Le petit canard
de Jacques Laurent

critiqué par Garance62, le 11 septembre 2009
( - 61 ans)


La note:  étoiles
A quoi peut tenir une vie ?
Il est jeune. Pas encore dix-huit ans. Nous sommes en France en 1939. Antoine veut devenir un homme prestigieux. Cette seconde guerre mondiale peut lui procurer l'occasion de le devenir s'il s'engage. Car il y songe mais doit attendre l'âge règlementaire. D'un autre côté, il y a Sophie.. Sa première histoire d'amour. Éblouissante.

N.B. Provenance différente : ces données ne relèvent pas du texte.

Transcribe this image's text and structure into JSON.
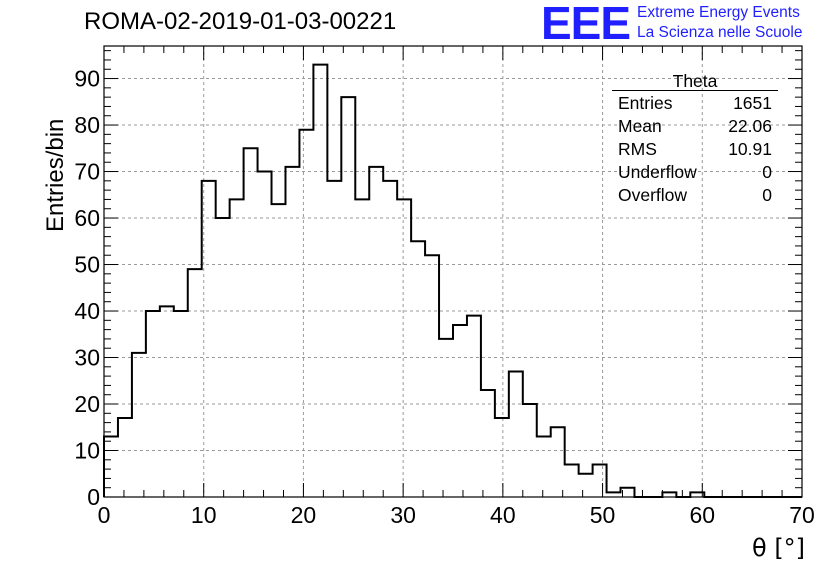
{
  "header": {
    "title": "ROMA-02-2019-01-03-00221",
    "logo_text": "EEE",
    "logo_line1": "Extreme Energy Events",
    "logo_line2": "La Scienza nelle Scuole"
  },
  "stats": {
    "title": "Theta",
    "rows": [
      {
        "label": "Entries",
        "value": "1651"
      },
      {
        "label": "Mean",
        "value": "22.06"
      },
      {
        "label": "RMS",
        "value": "10.91"
      },
      {
        "label": "Underflow",
        "value": "0"
      },
      {
        "label": "Overflow",
        "value": "0"
      }
    ]
  },
  "colors": {
    "line": "#000000",
    "grid": "#9a9a9a",
    "logo": "#1f1fff"
  },
  "chart_data": {
    "type": "histogram",
    "xlabel": "θ [°]",
    "ylabel": "Entries/bin",
    "xlim": [
      0,
      70
    ],
    "ylim": [
      0,
      97
    ],
    "grid": true,
    "x_ticks": [
      0,
      10,
      20,
      30,
      40,
      50,
      60,
      70
    ],
    "y_ticks": [
      0,
      10,
      20,
      30,
      40,
      50,
      60,
      70,
      80,
      90
    ],
    "bin_edges_start": 0,
    "bin_width": 1.4,
    "values": [
      13,
      17,
      31,
      40,
      41,
      40,
      49,
      68,
      60,
      64,
      75,
      70,
      63,
      71,
      79,
      93,
      68,
      86,
      64,
      71,
      68,
      64,
      55,
      52,
      34,
      37,
      39,
      23,
      17,
      27,
      20,
      13,
      15,
      7,
      5,
      7,
      1,
      2,
      0,
      0,
      1,
      0,
      1,
      0,
      0,
      0,
      0,
      0,
      0,
      0
    ]
  }
}
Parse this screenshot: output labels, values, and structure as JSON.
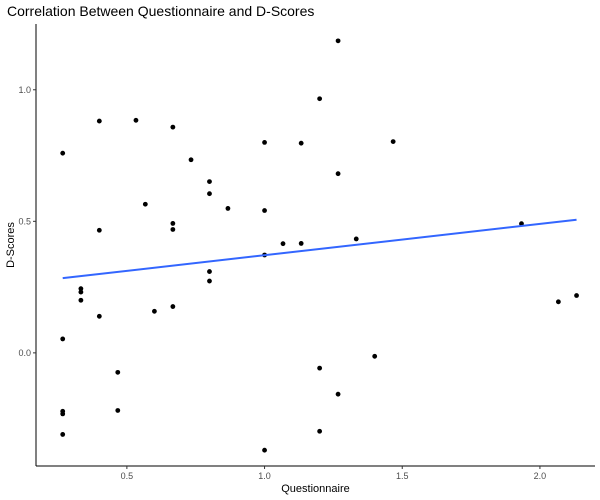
{
  "chart_data": {
    "type": "scatter",
    "title": "Correlation Between Questionnaire and D-Scores",
    "xlabel": "Questionnaire",
    "ylabel": "D-Scores",
    "xlim": [
      0.17,
      2.2
    ],
    "ylim": [
      -0.43,
      1.25
    ],
    "xticks": [
      0.5,
      1.0,
      1.5,
      2.0
    ],
    "xtick_labels": [
      "0.5",
      "1.0",
      "1.5",
      "2.0"
    ],
    "yticks": [
      0.0,
      0.5,
      1.0
    ],
    "ytick_labels": [
      "0.0",
      "0.5",
      "1.0"
    ],
    "grid": false,
    "colors": {
      "points": "#000000",
      "fit_line": "#3366ff",
      "axis": "#000000",
      "tick_text": "#4d4d4d"
    },
    "points": [
      {
        "x": 1.267,
        "y": 1.186
      },
      {
        "x": 1.2,
        "y": 0.966
      },
      {
        "x": 0.4,
        "y": 0.881
      },
      {
        "x": 0.533,
        "y": 0.884
      },
      {
        "x": 0.667,
        "y": 0.858
      },
      {
        "x": 1.0,
        "y": 0.8
      },
      {
        "x": 1.133,
        "y": 0.797
      },
      {
        "x": 1.467,
        "y": 0.803
      },
      {
        "x": 0.267,
        "y": 0.759
      },
      {
        "x": 0.733,
        "y": 0.734
      },
      {
        "x": 1.267,
        "y": 0.681
      },
      {
        "x": 0.8,
        "y": 0.651
      },
      {
        "x": 0.8,
        "y": 0.605
      },
      {
        "x": 0.567,
        "y": 0.565
      },
      {
        "x": 0.867,
        "y": 0.549
      },
      {
        "x": 1.0,
        "y": 0.541
      },
      {
        "x": 0.667,
        "y": 0.492
      },
      {
        "x": 0.667,
        "y": 0.469
      },
      {
        "x": 0.4,
        "y": 0.466
      },
      {
        "x": 1.933,
        "y": 0.491
      },
      {
        "x": 1.333,
        "y": 0.433
      },
      {
        "x": 1.067,
        "y": 0.415
      },
      {
        "x": 1.133,
        "y": 0.416
      },
      {
        "x": 1.0,
        "y": 0.372
      },
      {
        "x": 0.8,
        "y": 0.309
      },
      {
        "x": 0.8,
        "y": 0.273
      },
      {
        "x": 0.333,
        "y": 0.244
      },
      {
        "x": 0.333,
        "y": 0.231
      },
      {
        "x": 0.333,
        "y": 0.2
      },
      {
        "x": 2.133,
        "y": 0.218
      },
      {
        "x": 2.067,
        "y": 0.194
      },
      {
        "x": 0.667,
        "y": 0.176
      },
      {
        "x": 0.6,
        "y": 0.158
      },
      {
        "x": 0.4,
        "y": 0.139
      },
      {
        "x": 0.267,
        "y": 0.053
      },
      {
        "x": 1.4,
        "y": -0.013
      },
      {
        "x": 1.2,
        "y": -0.058
      },
      {
        "x": 0.467,
        "y": -0.074
      },
      {
        "x": 1.267,
        "y": -0.157
      },
      {
        "x": 0.467,
        "y": -0.219
      },
      {
        "x": 0.267,
        "y": -0.222
      },
      {
        "x": 0.267,
        "y": -0.232
      },
      {
        "x": 1.2,
        "y": -0.298
      },
      {
        "x": 0.267,
        "y": -0.31
      },
      {
        "x": 1.0,
        "y": -0.37
      }
    ],
    "fit_line": {
      "x": [
        0.267,
        2.133
      ],
      "y": [
        0.284,
        0.506
      ]
    }
  }
}
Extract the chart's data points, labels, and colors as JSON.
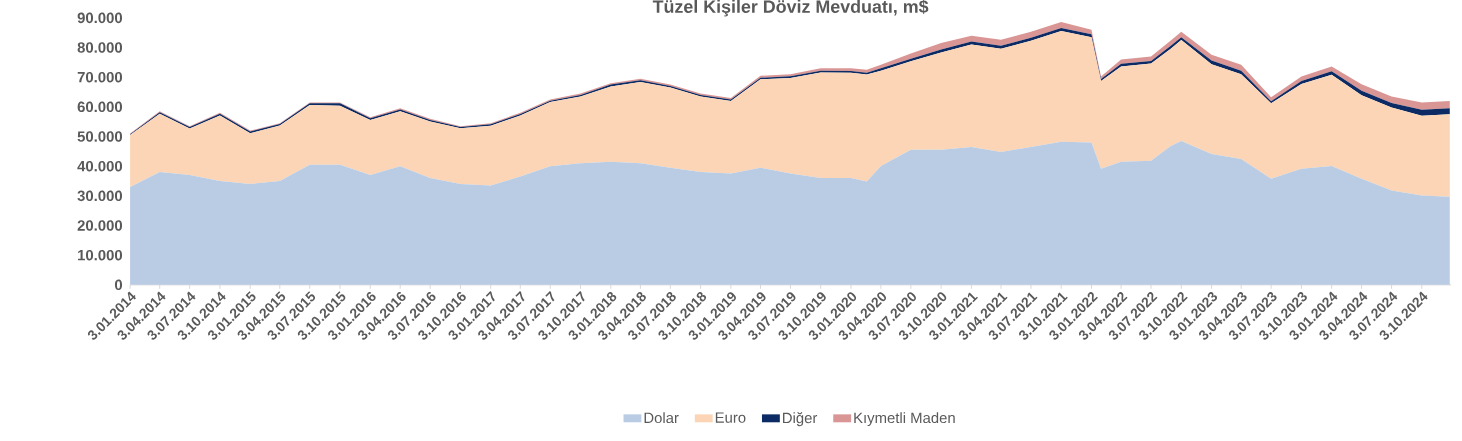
{
  "chart_data": {
    "type": "area",
    "title": "Tüzel Kişiler Döviz Mevduatı, m$",
    "stacked": true,
    "legend": "bottom",
    "x": [
      "2014-01-03",
      "2014-04-03",
      "2014-07-03",
      "2014-10-03",
      "2015-01-03",
      "2015-04-03",
      "2015-07-03",
      "2015-10-03",
      "2016-01-03",
      "2016-04-03",
      "2016-07-03",
      "2016-10-03",
      "2017-01-03",
      "2017-04-03",
      "2017-07-03",
      "2017-10-03",
      "2018-01-03",
      "2018-04-03",
      "2018-07-03",
      "2018-10-03",
      "2019-01-03",
      "2019-04-03",
      "2019-07-03",
      "2019-10-03",
      "2020-01-03",
      "2020-02-20",
      "2020-04-03",
      "2020-07-03",
      "2020-10-03",
      "2021-01-03",
      "2021-04-03",
      "2021-07-03",
      "2021-10-03",
      "2022-01-03",
      "2022-02-01",
      "2022-04-03",
      "2022-07-03",
      "2022-09-01",
      "2022-10-03",
      "2023-01-03",
      "2023-04-03",
      "2023-07-03",
      "2023-10-03",
      "2024-01-03",
      "2024-04-03",
      "2024-07-03",
      "2024-10-03",
      "2024-12-27"
    ],
    "series": [
      {
        "name": "Dolar",
        "color": "#b9cce4",
        "values": [
          33000,
          38000,
          37000,
          35000,
          34000,
          35000,
          40500,
          40500,
          37000,
          40000,
          36000,
          34000,
          33500,
          36500,
          40000,
          41000,
          41500,
          41000,
          39500,
          38000,
          37500,
          39500,
          37500,
          36000,
          36000,
          34800,
          40100,
          45500,
          45500,
          46500,
          44800,
          46500,
          48200,
          48000,
          39100,
          41500,
          41800,
          46800,
          48500,
          44100,
          42400,
          35800,
          39100,
          40100,
          35800,
          31800,
          30100,
          29700
        ]
      },
      {
        "name": "Euro",
        "color": "#fbd5b5",
        "values": [
          17500,
          19700,
          15700,
          22100,
          17100,
          18700,
          20100,
          19900,
          18600,
          18500,
          19100,
          18800,
          20100,
          20600,
          21600,
          22500,
          25400,
          27400,
          27000,
          25500,
          24500,
          29800,
          32200,
          35600,
          35500,
          36100,
          32100,
          29900,
          32800,
          34500,
          34800,
          35800,
          37400,
          35500,
          29600,
          32100,
          32800,
          32800,
          34000,
          30300,
          28600,
          25400,
          28600,
          30700,
          28100,
          28000,
          26900,
          27800
        ]
      },
      {
        "name": "Diğer",
        "color": "#0c2a63",
        "values": [
          300,
          500,
          500,
          600,
          600,
          500,
          600,
          800,
          600,
          600,
          500,
          400,
          500,
          500,
          500,
          500,
          600,
          600,
          500,
          500,
          500,
          500,
          600,
          600,
          600,
          600,
          800,
          800,
          1000,
          1000,
          1000,
          1000,
          1000,
          1000,
          700,
          900,
          900,
          1000,
          1000,
          1200,
          1200,
          700,
          1000,
          1200,
          1500,
          1500,
          2000,
          2000
        ]
      },
      {
        "name": "Kıymetli Maden",
        "color": "#d99694",
        "values": [
          200,
          300,
          300,
          300,
          300,
          300,
          300,
          300,
          300,
          400,
          400,
          300,
          400,
          400,
          400,
          500,
          500,
          500,
          500,
          500,
          500,
          700,
          700,
          800,
          900,
          1000,
          1200,
          1800,
          2200,
          2000,
          2000,
          2000,
          2000,
          1500,
          800,
          1500,
          1500,
          1800,
          1800,
          2000,
          2000,
          1300,
          1500,
          1600,
          2200,
          2200,
          2500,
          2500
        ]
      }
    ],
    "ylim": [
      0,
      90000
    ],
    "yticks": [
      {
        "value": 0,
        "label": "0"
      },
      {
        "value": 10000,
        "label": "10.000"
      },
      {
        "value": 20000,
        "label": "20.000"
      },
      {
        "value": 30000,
        "label": "30.000"
      },
      {
        "value": 40000,
        "label": "40.000"
      },
      {
        "value": 50000,
        "label": "50.000"
      },
      {
        "value": 60000,
        "label": "60.000"
      },
      {
        "value": 70000,
        "label": "70.000"
      },
      {
        "value": 80000,
        "label": "80.000"
      },
      {
        "value": 90000,
        "label": "90.000"
      }
    ],
    "xlim": [
      "2014-01-03",
      "2024-12-31"
    ],
    "xticks": [
      {
        "value": "2014-01-03",
        "label": "3.01.2014"
      },
      {
        "value": "2014-04-03",
        "label": "3.04.2014"
      },
      {
        "value": "2014-07-03",
        "label": "3.07.2014"
      },
      {
        "value": "2014-10-03",
        "label": "3.10.2014"
      },
      {
        "value": "2015-01-03",
        "label": "3.01.2015"
      },
      {
        "value": "2015-04-03",
        "label": "3.04.2015"
      },
      {
        "value": "2015-07-03",
        "label": "3.07.2015"
      },
      {
        "value": "2015-10-03",
        "label": "3.10.2015"
      },
      {
        "value": "2016-01-03",
        "label": "3.01.2016"
      },
      {
        "value": "2016-04-03",
        "label": "3.04.2016"
      },
      {
        "value": "2016-07-03",
        "label": "3.07.2016"
      },
      {
        "value": "2016-10-03",
        "label": "3.10.2016"
      },
      {
        "value": "2017-01-03",
        "label": "3.01.2017"
      },
      {
        "value": "2017-04-03",
        "label": "3.04.2017"
      },
      {
        "value": "2017-07-03",
        "label": "3.07.2017"
      },
      {
        "value": "2017-10-03",
        "label": "3.10.2017"
      },
      {
        "value": "2018-01-03",
        "label": "3.01.2018"
      },
      {
        "value": "2018-04-03",
        "label": "3.04.2018"
      },
      {
        "value": "2018-07-03",
        "label": "3.07.2018"
      },
      {
        "value": "2018-10-03",
        "label": "3.10.2018"
      },
      {
        "value": "2019-01-03",
        "label": "3.01.2019"
      },
      {
        "value": "2019-04-03",
        "label": "3.04.2019"
      },
      {
        "value": "2019-07-03",
        "label": "3.07.2019"
      },
      {
        "value": "2019-10-03",
        "label": "3.10.2019"
      },
      {
        "value": "2020-01-03",
        "label": "3.01.2020"
      },
      {
        "value": "2020-04-03",
        "label": "3.04.2020"
      },
      {
        "value": "2020-07-03",
        "label": "3.07.2020"
      },
      {
        "value": "2020-10-03",
        "label": "3.10.2020"
      },
      {
        "value": "2021-01-03",
        "label": "3.01.2021"
      },
      {
        "value": "2021-04-03",
        "label": "3.04.2021"
      },
      {
        "value": "2021-07-03",
        "label": "3.07.2021"
      },
      {
        "value": "2021-10-03",
        "label": "3.10.2021"
      },
      {
        "value": "2022-01-03",
        "label": "3.01.2022"
      },
      {
        "value": "2022-04-03",
        "label": "3.04.2022"
      },
      {
        "value": "2022-07-03",
        "label": "3.07.2022"
      },
      {
        "value": "2022-10-03",
        "label": "3.10.2022"
      },
      {
        "value": "2023-01-03",
        "label": "3.01.2023"
      },
      {
        "value": "2023-04-03",
        "label": "3.04.2023"
      },
      {
        "value": "2023-07-03",
        "label": "3.07.2023"
      },
      {
        "value": "2023-10-03",
        "label": "3.10.2023"
      },
      {
        "value": "2024-01-03",
        "label": "3.01.2024"
      },
      {
        "value": "2024-04-03",
        "label": "3.04.2024"
      },
      {
        "value": "2024-07-03",
        "label": "3.07.2024"
      },
      {
        "value": "2024-10-03",
        "label": "3.10.2024"
      }
    ]
  }
}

Derrière l'apparente banalité du sujet exposé ainsi c'est d'un thème bien plus grave dont il est question. D'un sujet qui opposait Jacques Laurent, membre du groupe des Hussards à Jean-Paul Sartre et dont il dit dans une interview retranscrite en début d'ouvrage : « C'est dans les livres de Sartre qu'on choisit ». C'est du hasard dont il est donc question ici. Du basculement possible d'une vie en rapport à ce qui aurait pu n'être qu'un épisode sans importance. Cela me rappelle une phrase d'Antoine de Saint-Exupéry dans « le Petit Prince » : « Il avait pris au sérieux des mots sans importance et était devenu très malheureux ». C'est donc aussi de sensibilité qu'il est question. Et de désillusion profonde. Beaucoup de thèmes traités avec finesse au travers d'une histoire qui aurait pu passer pour un badinage. Et qui ne l'est point.

Jacques Laurent ne démontre rien dans son livre. Il laisse la porte ouverte aux possibles discussions :« la réponse du romancier est plus légère [que celle d'un avocat] puisqu'il n'a pas à expliquer ».

Le dernier thème abordé, douloureux dans cette fin inattendue, est celui de l'amour d'un père pour son fils. Chacun y trouvera sa réponse et l'auteur nous y invite aussi puisqu'avec magnanimité il se retire et nous laisse face à notre pensée : « Un auteur n'a pas plus à commenter qu'un peintre à adjoindre une notice à son tableau ».

L'écriture, d'un style proche des romans du XIXème, nous donne à lire des tournures un peu anciennes avec juste ce qu'il faut de difficulté (en ce qui me concerne..) pour savoir en relisant avec délice certaines phrases que le texte a passé avec bonheur les décennies. Ce livre date de 1954.